Because take up your cross inherently acknowledges that a life that really has worth, in the sense of reflecting the goodness and grace of God, is a life that’s that risky. Maybe not literally risky in the sense that it puts us in physical danger, though sometimes it can be, but risky in the sense that it can really annoy people. 

Because the quality of living that Jesus is inviting us into, it doesn’t fit in. It claims a whole different set of values.

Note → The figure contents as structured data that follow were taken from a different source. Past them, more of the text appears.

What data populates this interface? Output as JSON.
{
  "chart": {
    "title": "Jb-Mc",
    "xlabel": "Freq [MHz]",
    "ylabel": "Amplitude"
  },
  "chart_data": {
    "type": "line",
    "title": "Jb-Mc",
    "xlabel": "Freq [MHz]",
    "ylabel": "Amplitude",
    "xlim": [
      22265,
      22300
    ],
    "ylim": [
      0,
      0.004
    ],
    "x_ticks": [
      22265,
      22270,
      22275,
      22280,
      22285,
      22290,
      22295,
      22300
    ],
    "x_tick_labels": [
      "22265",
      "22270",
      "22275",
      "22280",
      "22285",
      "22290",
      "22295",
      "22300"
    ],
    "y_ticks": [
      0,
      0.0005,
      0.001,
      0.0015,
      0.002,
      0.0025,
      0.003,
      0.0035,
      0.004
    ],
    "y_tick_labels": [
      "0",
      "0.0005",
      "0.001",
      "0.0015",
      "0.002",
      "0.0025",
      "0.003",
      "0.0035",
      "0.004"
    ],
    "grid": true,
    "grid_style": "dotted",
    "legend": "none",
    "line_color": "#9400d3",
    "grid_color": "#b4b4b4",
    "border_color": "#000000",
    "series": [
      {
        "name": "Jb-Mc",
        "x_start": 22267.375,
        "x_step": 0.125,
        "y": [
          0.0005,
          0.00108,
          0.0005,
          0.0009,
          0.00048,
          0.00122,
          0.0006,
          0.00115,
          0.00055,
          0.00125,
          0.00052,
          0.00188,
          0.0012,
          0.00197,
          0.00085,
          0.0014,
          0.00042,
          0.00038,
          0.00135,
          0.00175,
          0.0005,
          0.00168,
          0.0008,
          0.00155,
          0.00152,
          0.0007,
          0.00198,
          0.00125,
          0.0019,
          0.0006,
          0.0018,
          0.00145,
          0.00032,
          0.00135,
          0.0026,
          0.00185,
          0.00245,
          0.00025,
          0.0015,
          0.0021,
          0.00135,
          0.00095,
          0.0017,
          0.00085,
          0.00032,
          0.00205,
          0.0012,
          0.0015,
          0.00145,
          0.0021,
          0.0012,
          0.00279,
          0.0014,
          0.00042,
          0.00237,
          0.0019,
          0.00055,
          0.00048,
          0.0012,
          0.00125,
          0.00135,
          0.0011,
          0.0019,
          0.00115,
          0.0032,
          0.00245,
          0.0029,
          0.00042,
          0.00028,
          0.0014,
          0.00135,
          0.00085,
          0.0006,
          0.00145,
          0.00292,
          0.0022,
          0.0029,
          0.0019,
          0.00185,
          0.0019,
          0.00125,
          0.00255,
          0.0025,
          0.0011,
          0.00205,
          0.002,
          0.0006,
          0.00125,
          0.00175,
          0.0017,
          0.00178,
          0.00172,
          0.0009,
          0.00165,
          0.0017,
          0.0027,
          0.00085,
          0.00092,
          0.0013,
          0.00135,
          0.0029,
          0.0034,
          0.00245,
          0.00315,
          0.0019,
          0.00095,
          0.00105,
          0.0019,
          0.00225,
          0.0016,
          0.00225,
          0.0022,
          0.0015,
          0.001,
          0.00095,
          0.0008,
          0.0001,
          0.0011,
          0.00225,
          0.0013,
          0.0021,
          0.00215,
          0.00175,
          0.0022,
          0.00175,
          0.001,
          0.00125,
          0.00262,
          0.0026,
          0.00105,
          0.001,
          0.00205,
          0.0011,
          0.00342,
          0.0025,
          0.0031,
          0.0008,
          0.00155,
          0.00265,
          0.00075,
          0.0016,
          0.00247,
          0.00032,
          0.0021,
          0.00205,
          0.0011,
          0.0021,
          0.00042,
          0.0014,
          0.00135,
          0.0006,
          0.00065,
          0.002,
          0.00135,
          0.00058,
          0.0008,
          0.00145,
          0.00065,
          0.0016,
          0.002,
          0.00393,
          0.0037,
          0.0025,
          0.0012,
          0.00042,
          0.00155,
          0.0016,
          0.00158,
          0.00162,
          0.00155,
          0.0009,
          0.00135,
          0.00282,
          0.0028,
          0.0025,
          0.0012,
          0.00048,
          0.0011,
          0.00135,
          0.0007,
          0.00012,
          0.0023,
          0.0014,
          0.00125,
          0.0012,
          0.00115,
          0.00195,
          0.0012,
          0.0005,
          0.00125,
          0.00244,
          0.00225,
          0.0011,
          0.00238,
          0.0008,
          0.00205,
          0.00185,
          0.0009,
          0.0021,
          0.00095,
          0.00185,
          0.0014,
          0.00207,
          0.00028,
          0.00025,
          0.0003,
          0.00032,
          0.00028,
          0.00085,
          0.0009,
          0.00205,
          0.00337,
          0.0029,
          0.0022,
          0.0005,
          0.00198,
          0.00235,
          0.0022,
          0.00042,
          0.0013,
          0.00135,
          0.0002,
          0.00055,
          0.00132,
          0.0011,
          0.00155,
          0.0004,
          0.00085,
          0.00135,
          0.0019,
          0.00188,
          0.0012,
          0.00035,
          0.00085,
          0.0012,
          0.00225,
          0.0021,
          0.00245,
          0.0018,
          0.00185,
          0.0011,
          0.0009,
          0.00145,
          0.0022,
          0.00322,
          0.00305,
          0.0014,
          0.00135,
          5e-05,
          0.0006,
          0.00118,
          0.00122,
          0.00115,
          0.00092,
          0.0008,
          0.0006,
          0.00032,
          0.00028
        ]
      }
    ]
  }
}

It doesn’t accept profit before people, or violence repaying violence, or everyone for himself, or nevermind the environment - we have to think about the economy. When Jesus says take up your cross, the kind of living he wants us to share is really annoying. It just will not go along with the status quo, and it gets on the world’s last nerve just by its very existence. It’s that risky.

But you know what it also does? It changes things. Sometimes way more slowly than we’d like, but the arc of history does keep bending ever closer to justice, to the goodness and grace of God. And that hasn’t only been because of the names we know, the great leaders, too many of whom wound up in fact forfeiting the quantity of their days in favour of the courage of choosing to live with the quality Jesus showed us. It’s also been because of countless others whose names we don’t know, but who managed in their own sphere of influence to choose the same thing.

So take up your cross, it’s a wildly uncomfortable teaching. It really is, there’s no getting around it. It’s an invitation but it does carry a warning. It does mean letting go of the very human impulse to do what’s easy or what’s comfortable instead of doing what’s right, even if annoys, even if it aggravates, even if it puts us at risk, even all the way up to a willingness to forfeit quantity of days in favour of quality. 

The warning is real. But so is the invitation. This will give our life the fulness of the worth that it can have in the grand scheme of humanity bending closer to God. It won’t make us comfortable. It may sometimes make things distinctly UNcomfortable. But we only have one life. Don’t we want it to be worthwhile? Thanks be to God, who travels with us on the way and even when we find ourselves up a creek. Amen.